Les femmes ne travaillaient pas dehors; elles restaient à la maison et tenaient le ménage; les enfants allaient à l’école à pied, on ne devait pas les y conduire et les problèmes de garderie n’existaient pas; les frigos non plus et il fallait faire les courses tous les jours dans les petits magasins du quartier: autant d’occasions de papotage et de contacts humains.
Dans les familles ouvrières, généralement le mari remettait sa quinzaine à sa femme et c’était elle qui gérait tout; à tel point que l’épouse donnait à son mari son "dimanche" pour son tabac et, éventuellement, pour une petite "goutte" avec les amis.
La plupart du temps, le mari était socialiste et non croyant, la femme allait à la messe et les enfants étaient baptisés et faisaient leur communion. Le parti socialiste s’est longtemps opposé au vote des femmes parce qu’il craignait que, sous l’influence des curés, elles votent en masse pour le parti catholique; cette crainte s’est révélée sans fondement: le vote des femmes n’a pas changé grand’chose; elles ont voté plutôt selon leur conscience de classe que selon les directives des curés.
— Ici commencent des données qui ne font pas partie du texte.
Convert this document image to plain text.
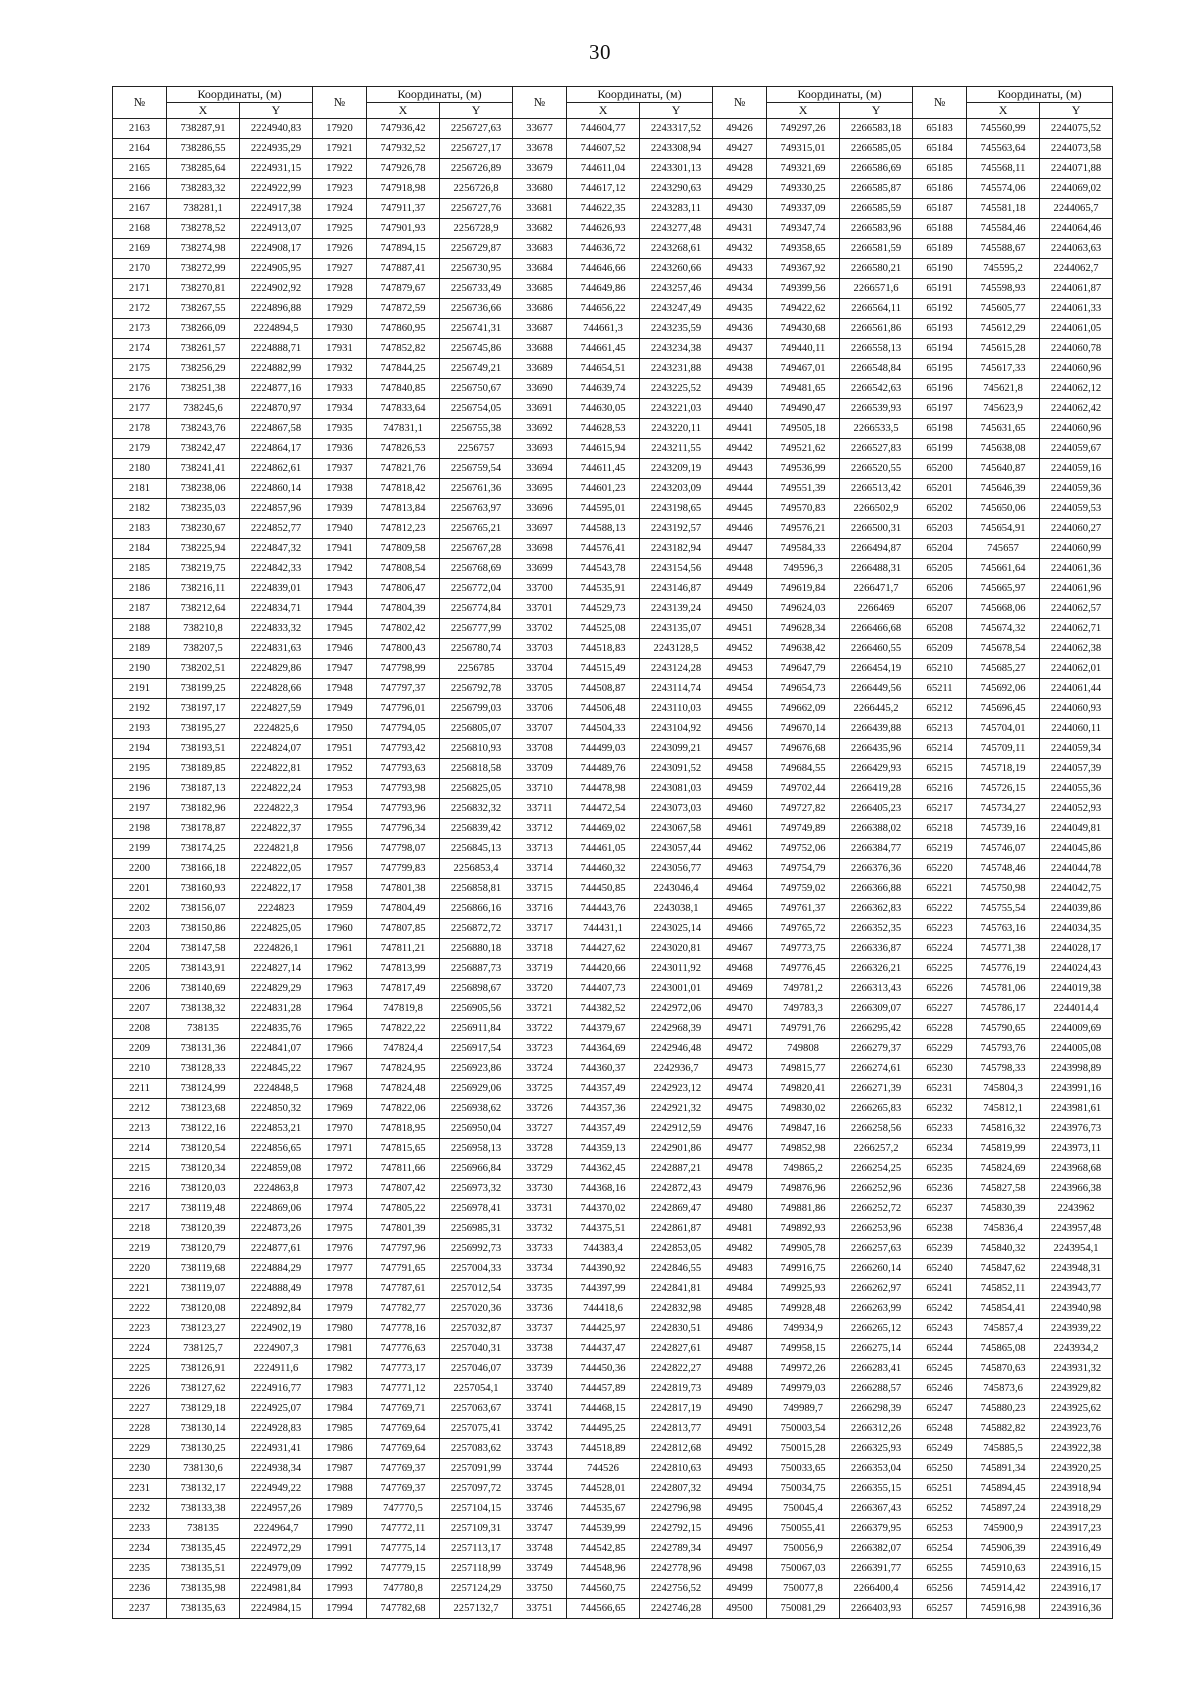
30
№	Координаты, (м)		№	Координаты, (м)		№	Координаты, (м)		№	Координаты, (м)		№	Координаты, (м)	
	X	Y		X	Y		X	Y		X	Y		X	Y
2163	738287,91	2224940,83	17920	747936,42	2256727,63	33677	744604,77	2243317,52	49426	749297,26	2266583,18	65183	745560,99	2244075,52
2164	738286,55	2224935,29	17921	747932,52	2256727,17	33678	744607,52	2243308,94	49427	749315,01	2266585,05	65184	745563,64	2244073,58
2165	738285,64	2224931,15	17922	747926,78	2256726,89	33679	744611,04	2243301,13	49428	749321,69	2266586,69	65185	745568,11	2244071,88
2166	738283,32	2224922,99	17923	747918,98	2256726,8	33680	744617,12	2243290,63	49429	749330,25	2266585,87	65186	745574,06	2244069,02
2167	738281,1	2224917,38	17924	747911,37	2256727,76	33681	744622,35	2243283,11	49430	749337,09	2266585,59	65187	745581,18	2244065,7
2168	738278,52	2224913,07	17925	747901,93	2256728,9	33682	744626,93	2243277,48	49431	749347,74	2266583,96	65188	745584,46	2244064,46
2169	738274,98	2224908,17	17926	747894,15	2256729,87	33683	744636,72	2243268,61	49432	749358,65	2266581,59	65189	745588,67	2244063,63
2170	738272,99	2224905,95	17927	747887,41	2256730,95	33684	744646,66	2243260,66	49433	749367,92	2266580,21	65190	745595,2	2244062,7
2171	738270,81	2224902,92	17928	747879,67	2256733,49	33685	744649,86	2243257,46	49434	749399,56	2266571,6	65191	745598,93	2244061,87
2172	738267,55	2224896,88	17929	747872,59	2256736,66	33686	744656,22	2243247,49	49435	749422,62	2266564,11	65192	745605,77	2244061,33
2173	738266,09	2224894,5	17930	747860,95	2256741,31	33687	744661,3	2243235,59	49436	749430,68	2266561,86	65193	745612,29	2244061,05
2174	738261,57	2224888,71	17931	747852,82	2256745,86	33688	744661,45	2243234,38	49437	749440,11	2266558,13	65194	745615,28	2244060,78
2175	738256,29	2224882,99	17932	747844,25	2256749,21	33689	744654,51	2243231,88	49438	749467,01	2266548,84	65195	745617,33	2244060,96
2176	738251,38	2224877,16	17933	747840,85	2256750,67	33690	744639,74	2243225,52	49439	749481,65	2266542,63	65196	745621,8	2244062,12
2177	738245,6	2224870,97	17934	747833,64	2256754,05	33691	744630,05	2243221,03	49440	749490,47	2266539,93	65197	745623,9	2244062,42
2178	738243,76	2224867,58	17935	747831,1	2256755,38	33692	744628,53	2243220,11	49441	749505,18	2266533,5	65198	745631,65	2244060,96
2179	738242,47	2224864,17	17936	747826,53	2256757	33693	744615,94	2243211,55	49442	749521,62	2266527,83	65199	745638,08	2244059,67
2180	738241,41	2224862,61	17937	747821,76	2256759,54	33694	744611,45	2243209,19	49443	749536,99	2266520,55	65200	745640,87	2244059,16
2181	738238,06	2224860,14	17938	747818,42	2256761,36	33695	744601,23	2243203,09	49444	749551,39	2266513,42	65201	745646,39	2244059,36
2182	738235,03	2224857,96	17939	747813,84	2256763,97	33696	744595,01	2243198,65	49445	749570,83	2266502,9	65202	745650,06	2244059,53
2183	738230,67	2224852,77	17940	747812,23	2256765,21	33697	744588,13	2243192,57	49446	749576,21	2266500,31	65203	745654,91	2244060,27
2184	738225,94	2224847,32	17941	747809,58	2256767,28	33698	744576,41	2243182,94	49447	749584,33	2266494,87	65204	745657	2244060,99
2185	738219,75	2224842,33	17942	747808,54	2256768,69	33699	744543,78	2243154,56	49448	749596,3	2266488,31	65205	745661,64	2244061,36
2186	738216,11	2224839,01	17943	747806,47	2256772,04	33700	744535,91	2243146,87	49449	749619,84	2266471,7	65206	745665,97	2244061,96
2187	738212,64	2224834,71	17944	747804,39	2256774,84	33701	744529,73	2243139,24	49450	749624,03	2266469	65207	745668,06	2244062,57
2188	738210,8	2224833,32	17945	747802,42	2256777,99	33702	744525,08	2243135,07	49451	749628,34	2266466,68	65208	745674,32	2244062,71
2189	738207,5	2224831,63	17946	747800,43	2256780,74	33703	744518,83	2243128,5	49452	749638,42	2266460,55	65209	745678,54	2244062,38
2190	738202,51	2224829,86	17947	747798,99	2256785	33704	744515,49	2243124,28	49453	749647,79	2266454,19	65210	745685,27	2244062,01
2191	738199,25	2224828,66	17948	747797,37	2256792,78	33705	744508,87	2243114,74	49454	749654,73	2266449,56	65211	745692,06	2244061,44
2192	738197,17	2224827,59	17949	747796,01	2256799,03	33706	744506,48	2243110,03	49455	749662,09	2266445,2	65212	745696,45	2244060,93
2193	738195,27	2224825,6	17950	747794,05	2256805,07	33707	744504,33	2243104,92	49456	749670,14	2266439,88	65213	745704,01	2244060,11
2194	738193,51	2224824,07	17951	747793,42	2256810,93	33708	744499,03	2243099,21	49457	749676,68	2266435,96	65214	745709,11	2244059,34
2195	738189,85	2224822,81	17952	747793,63	2256818,58	33709	744489,76	2243091,52	49458	749684,55	2266429,93	65215	745718,19	2244057,39
2196	738187,13	2224822,24	17953	747793,98	2256825,05	33710	744478,98	2243081,03	49459	749702,44	2266419,28	65216	745726,15	2244055,36
2197	738182,96	2224822,3	17954	747793,96	2256832,32	33711	744472,54	2243073,03	49460	749727,82	2266405,23	65217	745734,27	2244052,93
2198	738178,87	2224822,37	17955	747796,34	2256839,42	33712	744469,02	2243067,58	49461	749749,89	2266388,02	65218	745739,16	2244049,81
2199	738174,25	2224821,8	17956	747798,07	2256845,13	33713	744461,05	2243057,44	49462	749752,06	2266384,77	65219	745746,07	2244045,86
2200	738166,18	2224822,05	17957	747799,83	2256853,4	33714	744460,32	2243056,77	49463	749754,79	2266376,36	65220	745748,46	2244044,78
2201	738160,93	2224822,17	17958	747801,38	2256858,81	33715	744450,85	2243046,4	49464	749759,02	2266366,88	65221	745750,98	2244042,75
2202	738156,07	2224823	17959	747804,49	2256866,16	33716	744443,76	2243038,1	49465	749761,37	2266362,83	65222	745755,54	2244039,86
2203	738150,86	2224825,05	17960	747807,85	2256872,72	33717	744431,1	2243025,14	49466	749765,72	2266352,35	65223	745763,16	2244034,35
2204	738147,58	2224826,1	17961	747811,21	2256880,18	33718	744427,62	2243020,81	49467	749773,75	2266336,87	65224	745771,38	2244028,17
2205	738143,91	2224827,14	17962	747813,99	2256887,73	33719	744420,66	2243011,92	49468	749776,45	2266326,21	65225	745776,19	2244024,43
2206	738140,69	2224829,29	17963	747817,49	2256898,67	33720	744407,73	2243001,01	49469	749781,2	2266313,43	65226	745781,06	2244019,38
2207	738138,32	2224831,28	17964	747819,8	2256905,56	33721	744382,52	2242972,06	49470	749783,3	2266309,07	65227	745786,17	2244014,4
2208	738135	2224835,76	17965	747822,22	2256911,84	33722	744379,67	2242968,39	49471	749791,76	2266295,42	65228	745790,65	2244009,69
2209	738131,36	2224841,07	17966	747824,4	2256917,54	33723	744364,69	2242946,48	49472	749808	2266279,37	65229	745793,76	2244005,08
2210	738128,33	2224845,22	17967	747824,95	2256923,86	33724	744360,37	2242936,7	49473	749815,77	2266274,61	65230	745798,33	2243998,89
2211	738124,99	2224848,5	17968	747824,48	2256929,06	33725	744357,49	2242923,12	49474	749820,41	2266271,39	65231	745804,3	2243991,16
2212	738123,68	2224850,32	17969	747822,06	2256938,62	33726	744357,36	2242921,32	49475	749830,02	2266265,83	65232	745812,1	2243981,61
2213	738122,16	2224853,21	17970	747818,95	2256950,04	33727	744357,49	2242912,59	49476	749847,16	2266258,56	65233	745816,32	2243976,73
2214	738120,54	2224856,65	17971	747815,65	2256958,13	33728	744359,13	2242901,86	49477	749852,98	2266257,2	65234	745819,99	2243973,11
2215	738120,34	2224859,08	17972	747811,66	2256966,84	33729	744362,45	2242887,21	49478	749865,2	2266254,25	65235	745824,69	2243968,68
2216	738120,03	2224863,8	17973	747807,42	2256973,32	33730	744368,16	2242872,43	49479	749876,96	2266252,96	65236	745827,58	2243966,38
2217	738119,48	2224869,06	17974	747805,22	2256978,41	33731	744370,02	2242869,47	49480	749881,86	2266252,72	65237	745830,39	2243962
2218	738120,39	2224873,26	17975	747801,39	2256985,31	33732	744375,51	2242861,87	49481	749892,93	2266253,96	65238	745836,4	2243957,48
2219	738120,79	2224877,61	17976	747797,96	2256992,73	33733	744383,4	2242853,05	49482	749905,78	2266257,63	65239	745840,32	2243954,1
2220	738119,68	2224884,29	17977	747791,65	2257004,33	33734	744390,92	2242846,55	49483	749916,75	2266260,14	65240	745847,62	2243948,31
2221	738119,07	2224888,49	17978	747787,61	2257012,54	33735	744397,99	2242841,81	49484	749925,93	2266262,97	65241	745852,11	2243943,77
2222	738120,08	2224892,84	17979	747782,77	2257020,36	33736	744418,6	2242832,98	49485	749928,48	2266263,99	65242	745854,41	2243940,98
2223	738123,27	2224902,19	17980	747778,16	2257032,87	33737	744425,97	2242830,51	49486	749934,9	2266265,12	65243	745857,4	2243939,22
2224	738125,7	2224907,3	17981	747776,63	2257040,31	33738	744437,47	2242827,61	49487	749958,15	2266275,14	65244	745865,08	2243934,2
2225	738126,91	2224911,6	17982	747773,17	2257046,07	33739	744450,36	2242822,27	49488	749972,26	2266283,41	65245	745870,63	2243931,32
2226	738127,62	2224916,77	17983	747771,12	2257054,1	33740	744457,89	2242819,73	49489	749979,03	2266288,57	65246	745873,6	2243929,82
2227	738129,18	2224925,07	17984	747769,71	2257063,67	33741	744468,15	2242817,19	49490	749989,7	2266298,39	65247	745880,23	2243925,62
2228	738130,14	2224928,83	17985	747769,64	2257075,41	33742	744495,25	2242813,77	49491	750003,54	2266312,26	65248	745882,82	2243923,76
2229	738130,25	2224931,41	17986	747769,64	2257083,62	33743	744518,89	2242812,68	49492	750015,28	2266325,93	65249	745885,5	2243922,38
2230	738130,6	2224938,34	17987	747769,37	2257091,99	33744	744526	2242810,63	49493	750033,65	2266353,04	65250	745891,34	2243920,25
2231	738132,17	2224949,22	17988	747769,37	2257097,72	33745	744528,01	2242807,32	49494	750034,75	2266355,15	65251	745894,45	2243918,94
2232	738133,38	2224957,26	17989	747770,5	2257104,15	33746	744535,67	2242796,98	49495	750045,4	2266367,43	65252	745897,24	2243918,29
2233	738135	2224964,7	17990	747772,11	2257109,31	33747	744539,99	2242792,15	49496	750055,41	2266379,95	65253	745900,9	2243917,23
2234	738135,45	2224972,29	17991	747775,14	2257113,17	33748	744542,85	2242789,34	49497	750056,9	2266382,07	65254	745906,39	2243916,49
2235	738135,51	2224979,09	17992	747779,15	2257118,99	33749	744548,96	2242778,96	49498	750067,03	2266391,77	65255	745910,63	2243916,15
2236	738135,98	2224981,84	17993	747780,8	2257124,29	33750	744560,75	2242756,52	49499	750077,8	2266400,4	65256	745914,42	2243916,17
2237	738135,63	2224984,15	17994	747782,68	2257132,7	33751	744566,65	2242746,28	49500	750081,29	2266403,93	65257	745916,98	2243916,36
A ce sujet il me revient à l’esprit une petite chanson que chantait ma maman, composée à l’occasion d’une élection remportée par les socialistes:
Mayanne a voté
po nosse liberté,
po l’party del djustisse;
rédjouïhons nos et votons tos po les socialistes.
Il restait dans les classes populaires un vieux fond d’anticléricalisme, lié à l’idée que les curés sont toujours du côté des riches.